Começou a gostar do seu nome quando lhe trocou as letras: Cátia também é Ítaca. Se tiver de falar de si, diz que é uma ilha de aventuras, radicada no Alto Alentejo, mas com olhos cor de mar.

Os porquês do amor nem deus poderia explicar – gosta de teatro, de estar em cena (frente-a-frente com o tempo, a descobrir o privilégio que é alguém estar ali, a ouvir-se).

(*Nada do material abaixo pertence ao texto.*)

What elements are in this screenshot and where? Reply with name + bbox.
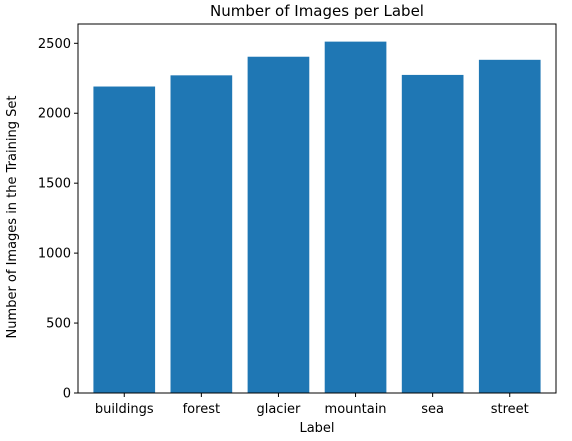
x-tick-label-mountain: mountain	[325, 402, 387, 417]
y-tick-label-0: 0	[63, 387, 71, 402]
bar-sea	[401, 74, 464, 394]
bar-forest	[170, 75, 233, 393]
y-axis-label: Number of Images in the Training Set	[5, 96, 20, 339]
x-tick-label-street: street	[491, 402, 529, 417]
y-tick-label-1500: 1500	[38, 177, 71, 192]
y-tick-label-500: 500	[46, 317, 71, 332]
bar-glacier	[247, 56, 310, 393]
x-tick-label-forest: forest	[183, 402, 220, 417]
x-axis-label: Label	[299, 421, 334, 436]
y-tick-label-2000: 2000	[38, 107, 71, 122]
y-tick-label-1000: 1000	[38, 247, 71, 262]
bars-group	[93, 41, 541, 394]
plot-frame	[77, 23, 557, 394]
bar-buildings	[93, 86, 156, 393]
x-tick-label-glacier: glacier	[256, 402, 301, 417]
y-tick-label-2500: 2500	[38, 37, 71, 52]
x-tick-label-buildings: buildings	[95, 402, 154, 417]
bar-street	[478, 59, 541, 393]
y-axis: 0 500 1000 1500 2000 2500	[38, 37, 78, 402]
chart-title: Number of Images per Label	[210, 2, 424, 20]
bar-mountain	[324, 41, 387, 393]
x-axis: buildings forest glacier mountain sea street	[95, 393, 529, 417]
x-tick-label-sea: sea	[421, 402, 444, 417]
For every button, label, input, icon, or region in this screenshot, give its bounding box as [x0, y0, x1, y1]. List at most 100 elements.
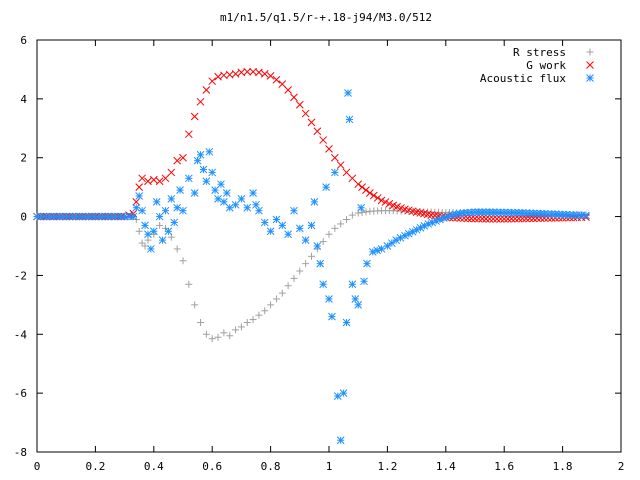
interp-point: [511, 208, 520, 217]
data-point: [243, 67, 252, 76]
interp-point: [551, 210, 560, 219]
data-point: [179, 206, 187, 215]
data-point: [202, 86, 211, 94]
data-point: [222, 189, 231, 197]
data-point: [290, 93, 298, 102]
data-point: [173, 245, 181, 253]
data-point: [290, 206, 298, 215]
legend-label: Acoustic flux: [480, 72, 566, 85]
interp-point: [369, 191, 378, 200]
data-point: [272, 215, 281, 224]
data-point: [351, 295, 360, 303]
data-point: [155, 177, 164, 186]
data-point: [339, 389, 348, 397]
data-point: [354, 301, 363, 309]
legend-label: R stress: [513, 46, 566, 59]
data-point: [190, 189, 199, 197]
interp-point: [489, 215, 498, 223]
data-point: [348, 211, 356, 219]
data-point: [193, 156, 202, 165]
data-point: [261, 307, 269, 315]
data-point: [284, 282, 292, 290]
data-point: [149, 175, 158, 184]
data-point: [141, 221, 149, 230]
interp-point: [387, 239, 396, 247]
data-point: [313, 242, 322, 250]
data-point: [278, 80, 287, 88]
data-point: [514, 214, 523, 223]
data-point: [319, 136, 328, 144]
data-point: [310, 198, 319, 206]
data-point: [152, 198, 161, 206]
y-tick-label: 6: [20, 34, 27, 47]
x-tick-label: 0.8: [261, 460, 281, 473]
interp-point: [503, 214, 512, 223]
data-point: [360, 277, 368, 286]
data-point: [199, 165, 208, 174]
interp-point: [362, 208, 370, 216]
interp-point: [547, 210, 556, 218]
data-point: [135, 192, 144, 200]
interp-point: [385, 199, 394, 208]
data-point: [290, 274, 298, 282]
data-point: [237, 323, 245, 331]
data-point: [208, 168, 217, 177]
data-point: [325, 230, 333, 238]
data-point: [295, 224, 304, 233]
data-point: [184, 174, 193, 183]
data-point: [336, 161, 345, 169]
series-layer: [33, 67, 590, 445]
data-point: [132, 198, 141, 206]
data-point: [161, 206, 170, 215]
data-point: [149, 227, 158, 236]
data-point: [325, 295, 333, 303]
data-point: [260, 218, 269, 227]
data-point: [272, 75, 281, 84]
data-point: [129, 212, 138, 221]
x-tick-label: 1.4: [436, 460, 456, 473]
data-point: [255, 311, 263, 319]
y-tick-label: 2: [20, 152, 27, 165]
data-point: [319, 280, 328, 289]
data-point: [471, 214, 479, 223]
interp-point: [522, 214, 530, 223]
data-point: [170, 218, 179, 227]
data-point: [185, 280, 193, 288]
interp-point: [507, 214, 516, 223]
x-tick-label: 1: [326, 460, 333, 473]
y-tick-label: 4: [20, 93, 27, 106]
series-acoustic-flux: [33, 89, 590, 445]
data-point: [249, 189, 257, 197]
legend-marker: [586, 61, 594, 69]
x-tick-label: 0.4: [144, 460, 164, 473]
interp-point: [503, 208, 512, 217]
data-point: [144, 236, 152, 244]
data-point: [343, 216, 351, 224]
data-point: [366, 189, 374, 197]
data-point: [348, 280, 357, 289]
interp-point: [478, 214, 487, 223]
data-point: [316, 259, 325, 268]
data-point: [202, 177, 211, 186]
interp-point: [482, 214, 490, 223]
interp-point: [358, 208, 366, 216]
data-point: [156, 221, 164, 229]
data-point: [190, 112, 199, 121]
data-point: [325, 145, 333, 153]
data-point: [307, 221, 316, 230]
data-point: [307, 252, 315, 260]
x-tick-label: 1.8: [553, 460, 573, 473]
data-point: [167, 195, 176, 203]
data-point: [138, 239, 146, 247]
data-point: [147, 245, 155, 253]
y-tick-label: 0: [20, 211, 27, 224]
data-point: [313, 127, 322, 136]
legend-marker: [586, 48, 594, 56]
data-point: [377, 196, 386, 205]
interp-point: [474, 214, 483, 223]
x-tick-label: 0.2: [85, 460, 105, 473]
data-point: [226, 332, 234, 340]
data-point: [301, 109, 310, 118]
data-point: [348, 174, 357, 183]
x-tick-label: 1.6: [494, 460, 514, 473]
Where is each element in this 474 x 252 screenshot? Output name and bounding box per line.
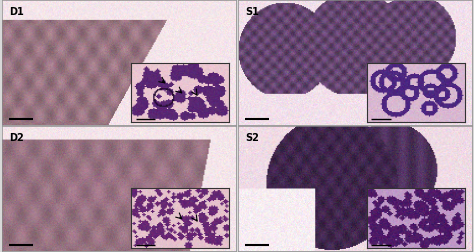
- Text: S2: S2: [245, 133, 259, 143]
- Text: S1: S1: [245, 8, 259, 17]
- Text: D1: D1: [9, 8, 24, 17]
- Text: D2: D2: [9, 133, 24, 143]
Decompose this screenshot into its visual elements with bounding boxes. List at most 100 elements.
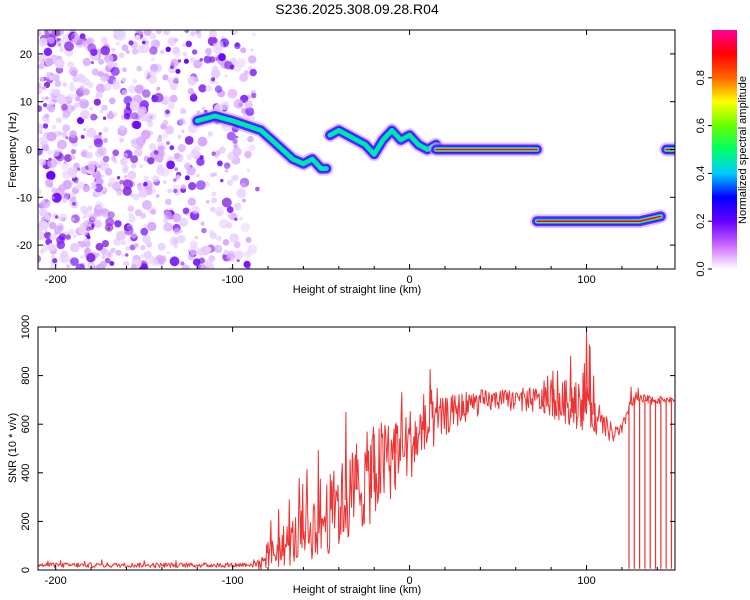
noise-blob	[115, 230, 126, 241]
noise-blob	[86, 152, 93, 159]
noise-blob	[138, 189, 148, 199]
noise-blob	[128, 85, 137, 94]
noise-blob	[100, 75, 108, 83]
noise-blob	[160, 49, 165, 55]
noise-blob	[75, 184, 82, 191]
snr-x-tick-label: -200	[45, 575, 67, 587]
noise-blob	[177, 175, 181, 179]
noise-blob	[150, 209, 157, 215]
noise-blob	[230, 175, 237, 182]
noise-blob	[233, 202, 242, 211]
noise-blob	[178, 118, 186, 125]
noise-blob	[137, 89, 142, 94]
noise-blob	[99, 261, 107, 269]
noise-blob	[191, 49, 198, 55]
noise-blob	[101, 255, 106, 259]
noise-blob	[51, 124, 57, 130]
noise-blob	[198, 84, 207, 93]
noise-blob	[149, 63, 159, 73]
noise-blob	[51, 196, 55, 200]
noise-blob	[38, 105, 43, 113]
noise-blob	[42, 85, 47, 90]
noise-blob	[87, 43, 97, 53]
noise-blob	[62, 82, 67, 87]
noise-blob	[98, 58, 105, 65]
noise-blob	[99, 109, 104, 114]
snr-y-tick-label: 600	[20, 415, 32, 433]
noise-blob	[62, 109, 71, 118]
noise-blob	[233, 64, 242, 73]
snr-spike	[372, 433, 376, 473]
noise-blob	[218, 146, 226, 154]
noise-blob	[177, 134, 182, 139]
noise-blob	[65, 234, 72, 240]
noise-blob	[143, 181, 148, 187]
noise-blob	[115, 249, 122, 256]
noise-blob	[160, 167, 170, 177]
noise-blob	[41, 217, 45, 222]
noise-blob	[233, 250, 244, 261]
noise-blob	[226, 131, 236, 141]
noise-blob	[214, 85, 223, 93]
snr-spike	[546, 375, 549, 402]
spectrogram-x-axis-label: Height of straight line (km)	[293, 284, 421, 296]
noise-blob	[46, 170, 56, 181]
noise-blob	[65, 136, 69, 140]
noise-blob	[55, 66, 64, 74]
noise-blob	[209, 56, 216, 63]
noise-blob	[61, 197, 68, 204]
noise-blob	[165, 198, 172, 206]
noise-blob	[229, 266, 233, 269]
noise-blob	[247, 244, 258, 254]
colorbar-tick-label: 0.8	[695, 70, 707, 85]
noise-blob	[109, 97, 116, 105]
snr-spike	[551, 370, 555, 403]
noise-blob	[119, 157, 128, 166]
noise-blob	[194, 235, 199, 240]
noise-blob	[61, 162, 69, 170]
noise-blob	[47, 243, 56, 252]
noise-blob	[56, 139, 67, 150]
noise-blob	[182, 43, 186, 47]
noise-blob	[60, 103, 68, 111]
noise-blob	[242, 198, 246, 203]
noise-blob	[161, 132, 168, 139]
noise-blob	[84, 247, 91, 255]
snr-y-tick-label: 400	[20, 464, 32, 482]
noise-blob	[211, 68, 220, 78]
noise-blob	[46, 103, 54, 111]
spectrogram-y-tick-label: 10	[20, 97, 32, 109]
snr-spike	[585, 327, 588, 396]
noise-blob	[248, 55, 257, 64]
noise-blob	[55, 215, 59, 219]
snr-spike	[288, 499, 291, 544]
noise-blob	[112, 81, 121, 90]
noise-blob	[130, 163, 137, 169]
noise-blob	[70, 149, 77, 155]
noise-blob	[138, 30, 144, 36]
noise-blob	[180, 108, 187, 115]
noise-blob	[44, 113, 50, 119]
noise-blob	[53, 89, 61, 97]
noise-blob	[101, 240, 109, 248]
noise-blob	[240, 182, 247, 188]
noise-blob	[132, 193, 140, 201]
noise-blob	[38, 158, 47, 166]
noise-blob	[186, 153, 193, 161]
noise-blob	[49, 233, 57, 241]
snr-x-tick-label: -100	[222, 575, 244, 587]
spectrogram-y-tick-label: 0	[26, 145, 32, 157]
noise-blob	[149, 70, 157, 77]
noise-blob	[121, 77, 127, 83]
noise-blob	[32, 85, 36, 89]
noise-blob	[243, 70, 249, 76]
noise-blob	[245, 266, 251, 269]
noise-blob	[82, 215, 86, 219]
noise-blob	[51, 187, 58, 194]
noise-blob	[123, 113, 131, 120]
noise-blob	[165, 109, 170, 115]
noise-blob	[180, 184, 187, 190]
noise-blob	[205, 47, 212, 55]
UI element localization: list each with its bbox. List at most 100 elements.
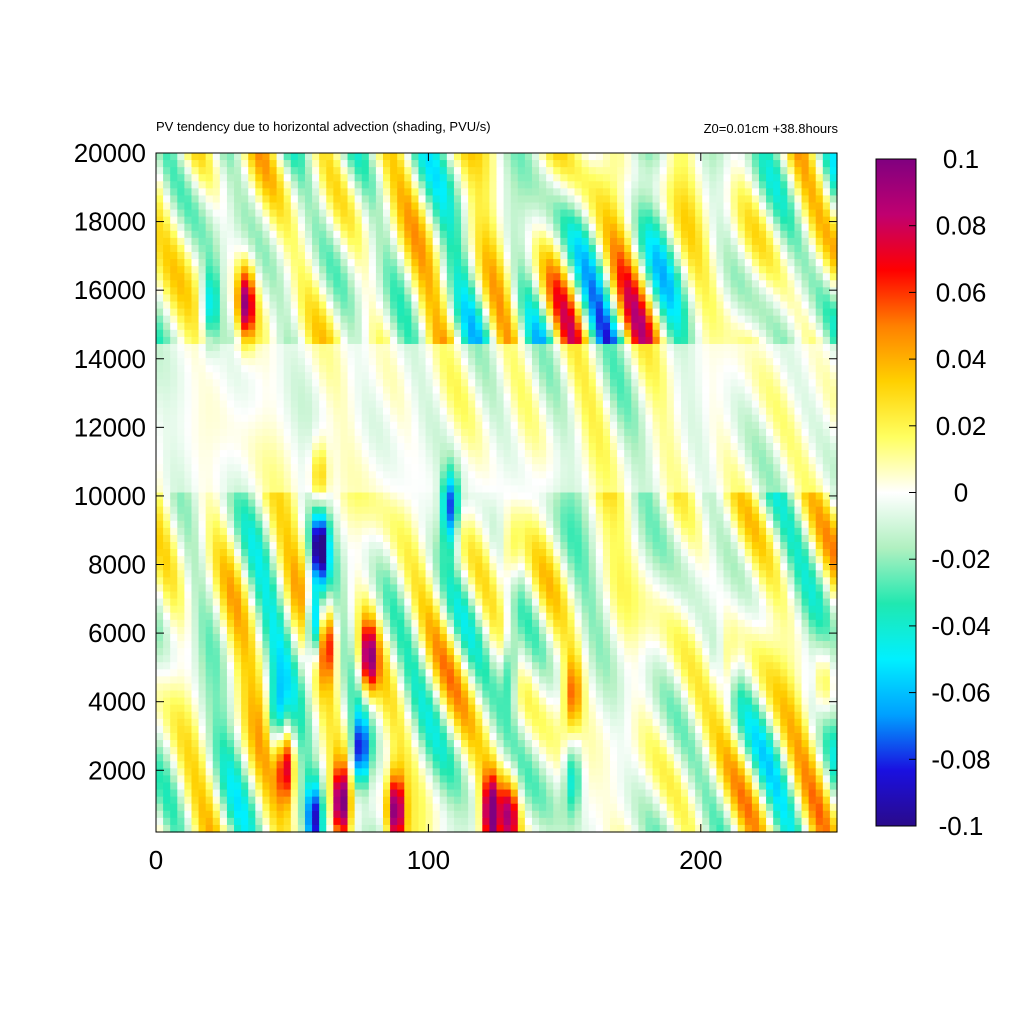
heatmap-cell [602, 167, 611, 175]
heatmap-cell [744, 259, 753, 267]
heatmap-cell [695, 160, 703, 168]
heatmap-cell [531, 287, 540, 296]
heatmap-cell [546, 223, 554, 232]
heatmap-cell [673, 435, 682, 444]
heatmap-cell [319, 407, 327, 416]
heatmap-cell [397, 457, 405, 465]
heatmap-cell [446, 379, 455, 387]
heatmap-cell [468, 195, 476, 204]
heatmap-cell [397, 294, 405, 303]
heatmap-cell [404, 386, 412, 395]
heatmap-cell [617, 153, 625, 161]
heatmap-cell [418, 421, 427, 430]
heatmap-cell [673, 485, 682, 494]
heatmap-cell [780, 322, 788, 331]
heatmap-cell [716, 202, 725, 211]
heatmap-cell [205, 379, 214, 387]
heatmap-cell [361, 181, 370, 189]
heatmap-cell [716, 315, 725, 324]
heatmap-cell [595, 471, 604, 479]
heatmap-cell [468, 273, 476, 281]
heatmap-cell [262, 294, 271, 303]
heatmap-cell [766, 273, 774, 281]
heatmap-cell [212, 336, 221, 345]
heatmap-cell [482, 315, 490, 324]
heatmap-cell [439, 506, 448, 515]
heatmap-cell [773, 223, 781, 232]
heatmap-cell [524, 442, 533, 451]
heatmap-cell [191, 294, 200, 303]
heatmap-cell [304, 280, 313, 288]
heatmap-cell [425, 322, 434, 331]
heatmap-cell [453, 513, 462, 522]
heatmap-cell [361, 216, 370, 225]
heatmap-cell [744, 308, 753, 317]
heatmap-cell [581, 393, 590, 402]
heatmap-cell [383, 195, 391, 204]
heatmap-cell [404, 259, 412, 267]
heatmap-cell [226, 435, 235, 444]
heatmap-plot-area [156, 153, 838, 833]
heatmap-cell [156, 386, 164, 395]
heatmap-cell [673, 492, 682, 501]
heatmap-cell [680, 195, 689, 204]
heatmap-cell [751, 202, 760, 211]
heatmap-cell [588, 174, 597, 182]
heatmap-cell [631, 160, 639, 168]
heatmap-cell [234, 230, 242, 239]
heatmap-cell [163, 188, 171, 197]
heatmap-cell [276, 386, 285, 395]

Foi um amor que descobriu devagarinho, no TIL – Teatro Independente de Loures, depois na ESTC e na RESAD. Depois, penseou que quisesse ser atriz, mas o prazer de criar e integrar um projeto maior, que partilha com o João P. Nunes e a Márcia Conceição, deu origem ao UMCOLETIVO.

Em 2014, juntou-os a vontade de trabalhar em teatro – e lentamente foram construindo um corpo de trabalho site specific e com um claro foco na ideia de rescrita e na criação colaborativa. Entre os projetos pelos quais tem mais carinho, destaco CARTAS (criação coletiva a partir das Cartas que Maria Helena Vilhena escreveu a Amílcar Cabral), TRÊS IRMÃS (criação minha e do Francisco Salgado, a partir do texto homónimo de Tchekhov) e ESCURIDÃO BONITA (criação minha e do João P. Nunes, a partir da história do Ondjaki).